My favorite real world example for understanding data debt is DNA. The genome of an organism is slowly built up over milions of years through lossy copies (mutations), transcription errors, and evolutionary pressure. Some copy errors are useless but benign, others are harmful, and others confer powerful advantages. Attempting to figure out what any piece of DNA actually does is incredibly difficult.
In general, data debt indexes high on cost to fix since it makes changes hard to evaluate. More worringly, it’s almost always extraordinarily contagious due to a few properties of data (as opposed to code).
- First, it’s generally acceptable to create a new piece of data with a copy/paste of an existing piece of data. […] Any issues with an existing piece of data are propagated out to its descendants.
- Second, data is rarely subjected to technical review akin to code reviews. This makes it difficult to notice and halt the spread of bad practices even if they’re widely known.
- Finally, fixing any issue in the data typically requires a human being with eyes and a brain to verify–a compiler and formal logic won’t cut it.

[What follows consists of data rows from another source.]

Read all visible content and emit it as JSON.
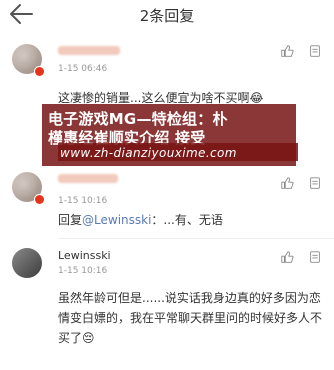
{
  "header": {
    "title": "2条回复"
  },
  "comments": [
    {
      "time": "1-15 06:46",
      "text": "这凄惨的销量...这么便宜为啥不买啊",
      "emoji": "😂"
    },
    {
      "time": "1-15 10:16",
      "time2": "1-15 10:16",
      "reply_prefix": "回复",
      "mention": "@Lewinsski",
      "reply_text": "：...有、无语"
    },
    {
      "name": "Lewinsski",
      "time": "1-15 10:16",
      "text": "虽然年龄可但是......说实话我身边真的好多因为恋情变白嫖的，我在平常聊天群里问的时候好多人不买了",
      "emoji": "😔"
    }
  ],
  "watermark": {
    "line1": "电子游戏MG—特检组：朴",
    "line2": "槿惠经崔顺实介绍 接受",
    "url": "www.zh-dianziyouxime.com"
  },
  "colors": {
    "badge": "#e8321b",
    "mention": "#5b7ab8",
    "banner": "#781414"
  }
}
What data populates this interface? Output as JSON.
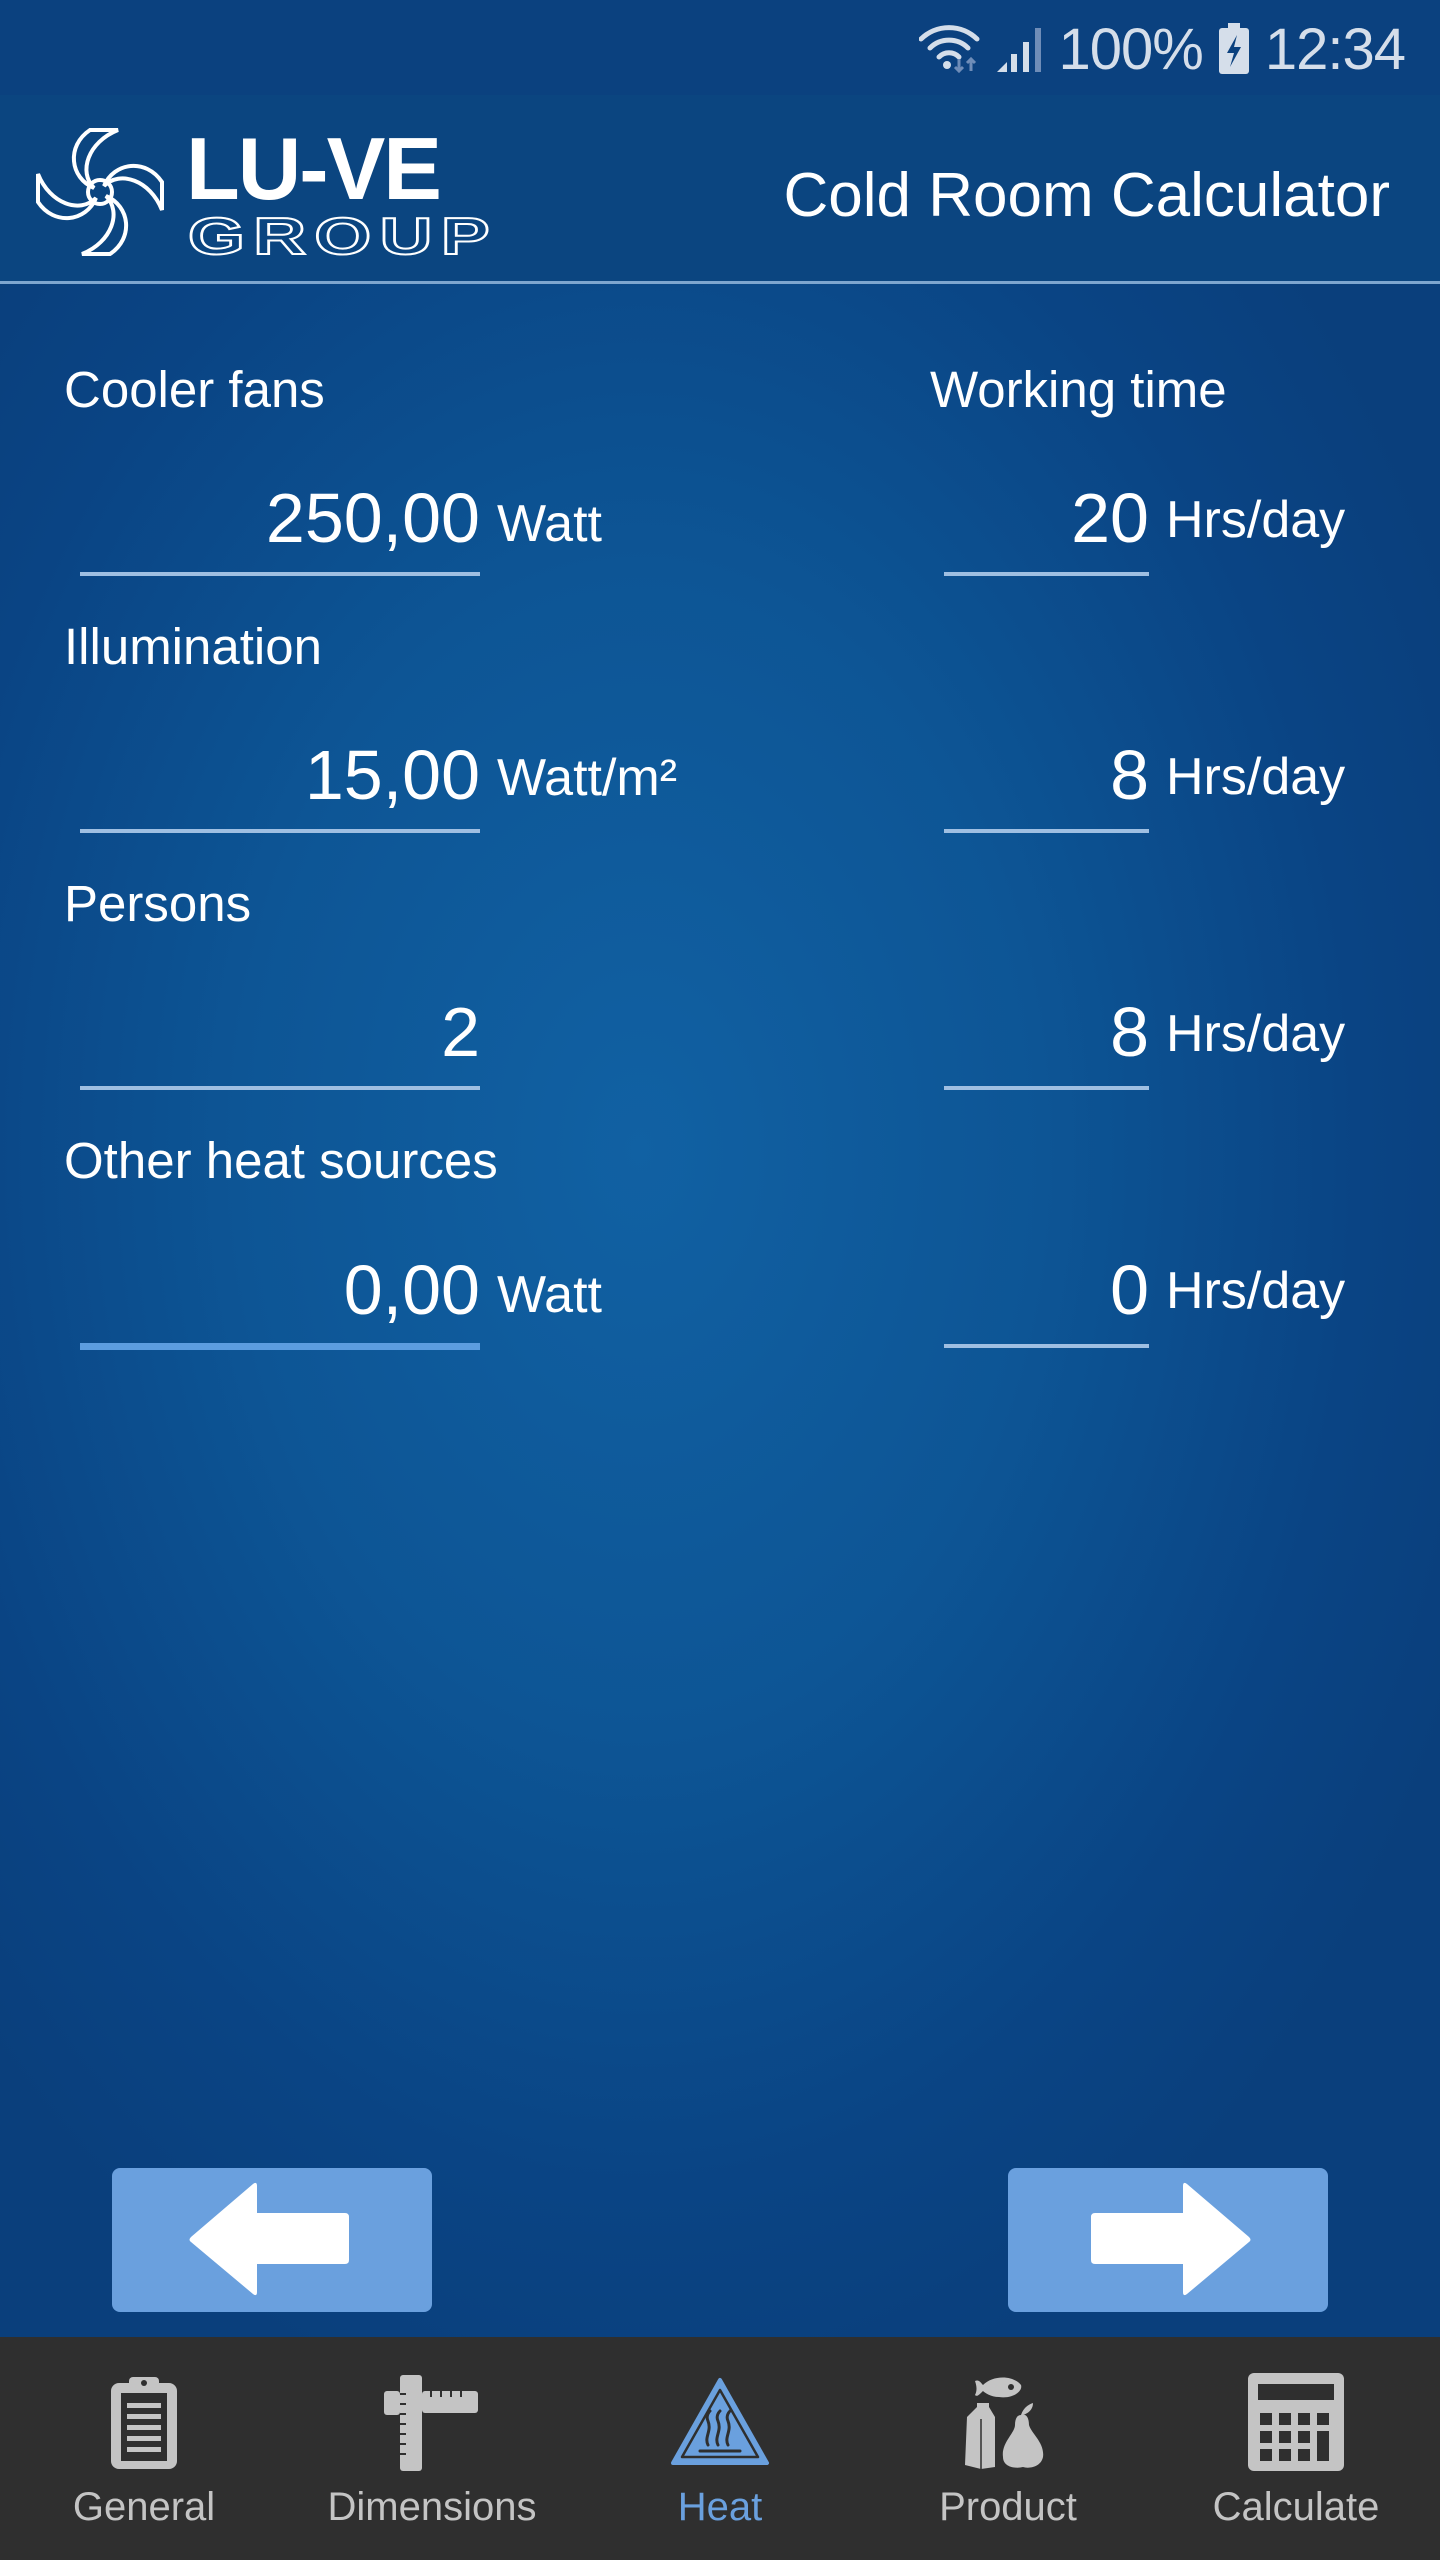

When fixing data debt, I’ve observed two main approaches.
- The first I call the “do it right checkbox.” This means making a toggle between the old “broken” behavior and the new “fixed” behavior for data creators. Ideally you make the fixed version default while you make sure old content uses the broken version. Then, like with MacGyver debt, you can do a slow and steady replacement to get things onto the new version. This has a permanent cost of adding more and more crap to your editing UI.
- The second approach is the “just fix the damn thing” approach[…]. This means fixing the bug and then trying to repair all the data that’s meaningfully affected. Several techniques can make this less terrifying. First is doing a lot of greps and regex searching to try to understand the theoretical impact. Second is a bunch of targeted testing. Finally, you can prepare a toggle to enable reverting to the old behavior once the fix ships in case you missed something worse than the bug you’re fixing.